Species of amphibian

Phyllomedusa tarsius, the brownbelly leaf frog or tarsier leaf frog, is a species of frog in the subfamily Phyllomedusinae. It is found in Brazil, Colombia, Ecuador, Peru, and Venezuela, and possibly Bolivia and Guyana. This frog has been observed as high as 800 meters above sea level.

The adult male frog measures 82 mm to 90 mm in snout-vent length. The adult female frog measures 110 mm. The skin of the dorsum is green and some of the toes are brown and white. The belly is white and orange in color, and the throat is white. Their eyes are a mixture of orange, red, and black in color.

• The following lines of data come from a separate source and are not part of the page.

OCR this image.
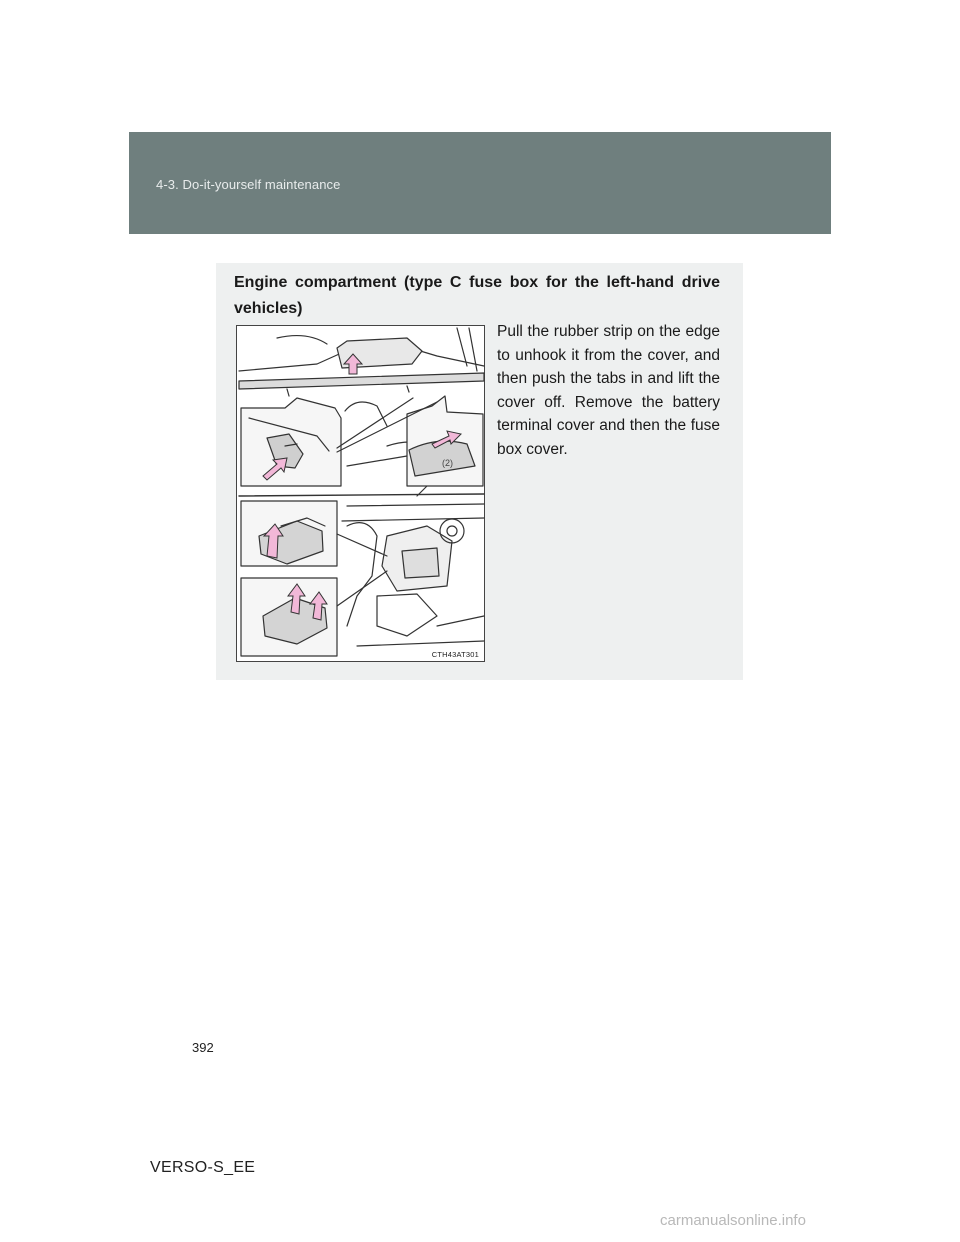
4-3. Do-it-yourself maintenance
Engine compartment (type C fuse box for the left-hand drive vehicles)
Pull the rubber strip on the edge to unhook it from the cover, and then push the tabs in and lift the cover off. Remove the battery terminal cover and then the fuse box cover.
(2)
CTH43AT301
392
VERSO-S_EE
carmanualsonline.info
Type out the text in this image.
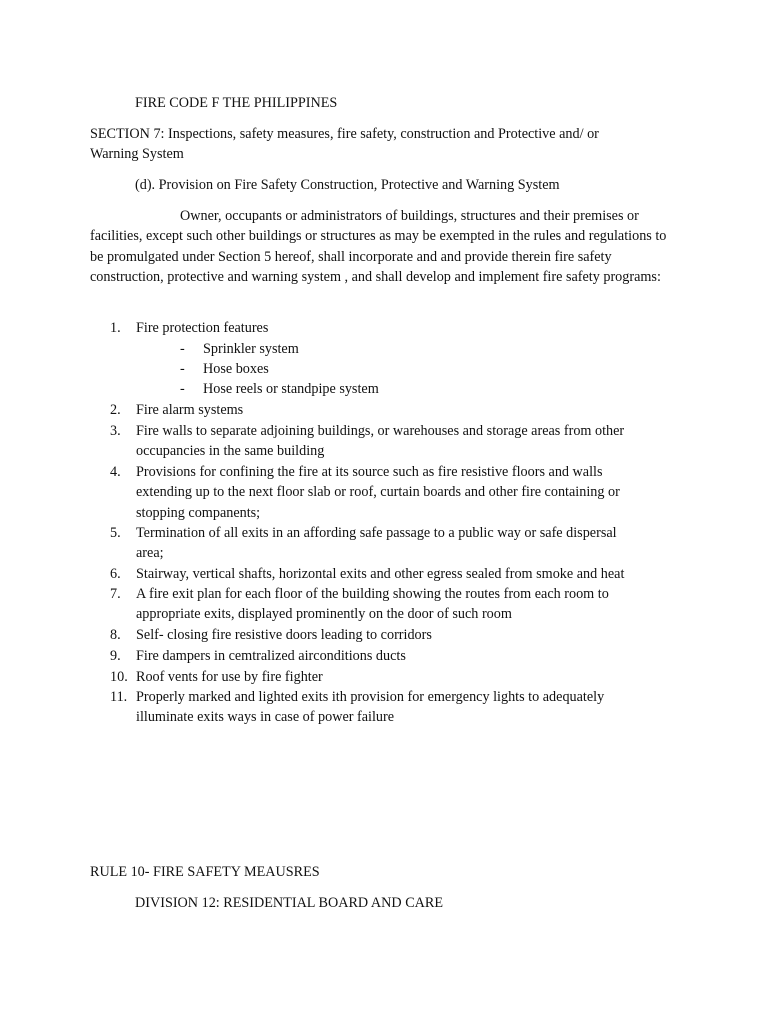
FIRE CODE F THE PHILIPPINES
SECTION 7: Inspections, safety measures, fire safety, construction and Protective and/ or Warning System
(d). Provision on Fire Safety Construction, Protective and Warning System
Owner, occupants or administrators of buildings, structures and their premises or facilities, except such other buildings or structures as may be exempted in the rules and regulations to be promulgated under Section 5 hereof, shall incorporate and and provide therein fire safety construction, protective and warning system , and shall develop and implement fire safety programs:
1.	Fire protection features
- Sprinkler system
- Hose boxes
- Hose reels or standpipe system
2.	Fire alarm systems
3.	Fire walls to separate adjoining buildings, or warehouses and storage areas from other occupancies in the same building
4.	Provisions for confining the fire at its source such as fire resistive floors and walls extending up to the next floor slab or roof, curtain boards and other fire containing or stopping companents;
5.	Termination of all exits in an affording safe passage to a public way or safe dispersal area;
6.	Stairway, vertical shafts, horizontal exits and other egress sealed from smoke and heat
7.	A fire exit plan for each floor of the building showing the routes from each room to appropriate exits, displayed prominently on the door of such room
8.	Self- closing fire resistive doors leading to corridors
9.	Fire dampers in cemtralized airconditions ducts
10. Roof vents for use by fire fighter
11. Properly marked and lighted exits ith provision for emergency lights to adequately illuminate exits ways in case of power failure
RULE 10- FIRE SAFETY MEAUSRES
DIVISION 12: RESIDENTIAL BOARD AND CARE
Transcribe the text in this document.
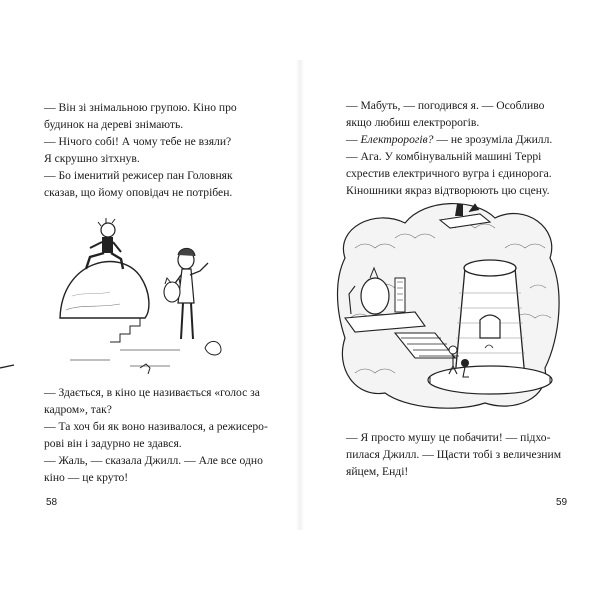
— Він зі знімальною групою. Кіно про

будинок на дереві знімають.

— Нічого собі! А чому тебе не взяли?

Я скрушно зітхнув.

— Бо іменитий режисер пан Головняк

сказав, що йому оповідач не потрібен.

— Здається, в кіно це називається «голос за

кадром», так?

— Та хоч би як воно називалося, а режисеро-

рові він і задурно не здався.

— Жаль, — сказала Джилл. — Але все одно

кіно — це круто!

58

— Мабуть, — погодився я. — Особливо

якщо любиш електророгів.

— Електророгів? — не зрозуміла Джилл.

— Ага. У комбінувальній машині Террі

схрестив електричного вугра і єдинорога.

Кіношники якраз відтворюють цю сцену.

— Я просто мушу це побачити! — підхо-

пилася Джилл. — Щасти тобі з величезним

яйцем, Енді!

59
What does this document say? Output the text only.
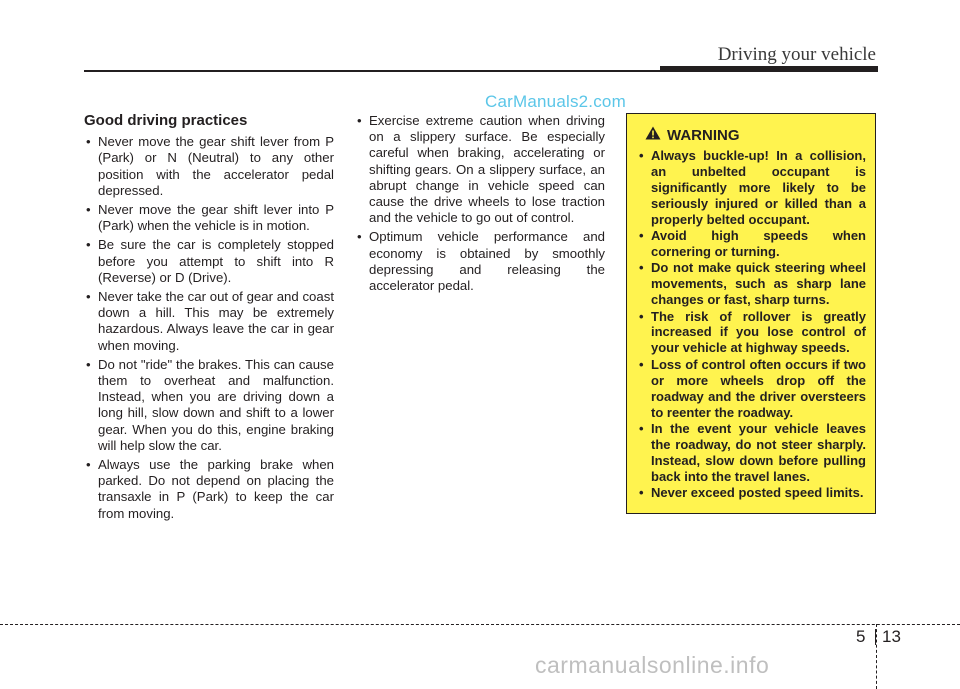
Driving your vehicle
CarManuals2.com
Good driving practices
• Never move the gear shift lever from P (Park) or N (Neutral) to any other position with the accelerator pedal depressed.
• Never move the gear shift lever into P (Park) when the vehicle is in motion.
• Be sure the car is completely stopped before you attempt to shift into R (Reverse) or D (Drive).
• Never take the car out of gear and coast down a hill. This may be extremely hazardous. Always leave the car in gear when moving.
• Do not "ride" the brakes. This can cause them to overheat and malfunction. Instead, when you are driving down a long hill, slow down and shift to a lower gear. When you do this, engine braking will help slow the car.
• Always use the parking brake when parked. Do not depend on placing the transaxle in P (Park) to keep the car from moving.
• Exercise extreme caution when driving on a slippery surface. Be especially careful when braking, accelerating or shifting gears. On a slippery surface, an abrupt change in vehicle speed can cause the drive wheels to lose traction and the vehicle to go out of control.
• Optimum vehicle performance and economy is obtained by smoothly depressing and releasing the accelerator pedal.
WARNING
• Always buckle-up! In a collision, an unbelted occupant is significantly more likely to be seriously injured or killed than a properly belted occupant.
• Avoid high speeds when cornering or turning.
• Do not make quick steering wheel movements, such as sharp lane changes or fast, sharp turns.
• The risk of rollover is greatly increased if you lose control of your vehicle at highway speeds.
• Loss of control often occurs if two or more wheels drop off the roadway and the driver oversteers to reenter the roadway.
• In the event your vehicle leaves the roadway, do not steer sharply. Instead, slow down before pulling back into the travel lanes.
• Never exceed posted speed limits.
5 13
carmanualsonline.info
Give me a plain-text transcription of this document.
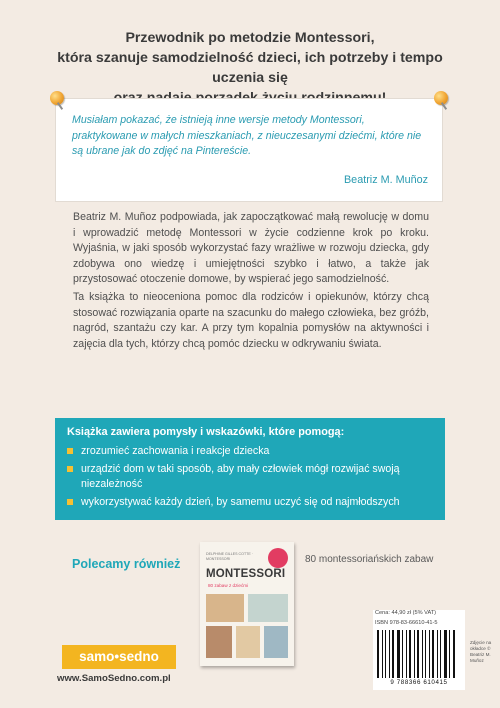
Przewodnik po metodzie Montessori,
która szanuje samodzielność dzieci, ich potrzeby i tempo uczenia się
Musiałam pokazać, że istnieją inne wersje metody Montessori, praktykowane w małych mieszkaniach, z nieuczesanymi dziećmi, które nie są ubrane jak do zdjęć na Pintereście.
Beatriz M. Muñoz
Beatriz M. Muñoz podpowiada, jak zapoczątkować małą rewolucję w domu i wprowadzić metodę Montessori w życie codzienne krok po kroku. Wyjaśnia, w jaki sposób wykorzystać fazy wrażliwe w rozwoju dziecka, gdy zdobywa ono wiedzę i umiejętności szybko i łatwo, a także jak przystosować otoczenie domowe, by wspierać jego samodzielność.
Ta książka to nieoceniona pomoc dla rodziców i opiekunów, którzy chcą stosować rozwiązania oparte na szacunku do małego człowieka, bez gróźb, nagród, szantażu czy kar. A przy tym kopalnia pomysłów na aktywności i zajęcia dla tych, którzy chcą pomóc dziecku w odkrywaniu świata.
Książka zawiera pomysły i wskazówki, które pomogą:
zrozumieć zachowania i reakcje dziecka
urządzić dom w taki sposób, aby mały człowiek mógł rozwijać swoją niezależność
wykorzystywać każdy dzień, by samemu uczyć się od najmłodszych
Polecamy również	80 montessoriańskich zabaw
DELPHINE GILLES COTTE · MONTESSORI
MONTESSORI
80 zabaw z dziećmi
samo•sedno
www.SamoSedno.com.pl
Cena: 44,90 zł (5% VAT)
ISBN 978-83-66610-41-5
9 788366 610415
Zdjęcie na okładce © Beatriz M. Muñoz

This frog is arboreal and nocturnal. Male frogs perch on tall plants near ponds and sing for females. The females lay 200–500 eggs per clutch in nests that they form out of leaves overhanging ponds. The female puts a jellylike substance on the eggs to prevent desiccation. When the tadpoles hatch, they fall out of the nest into the water below.

Scientists list this frog as least concern of extinction despite the considerable habitat degradation that has taken place in its range, which includes deforestation, overgrazing, and agriculture. However, the frog has shown such an ability to survive in altered habitats that the presumed population is quite large.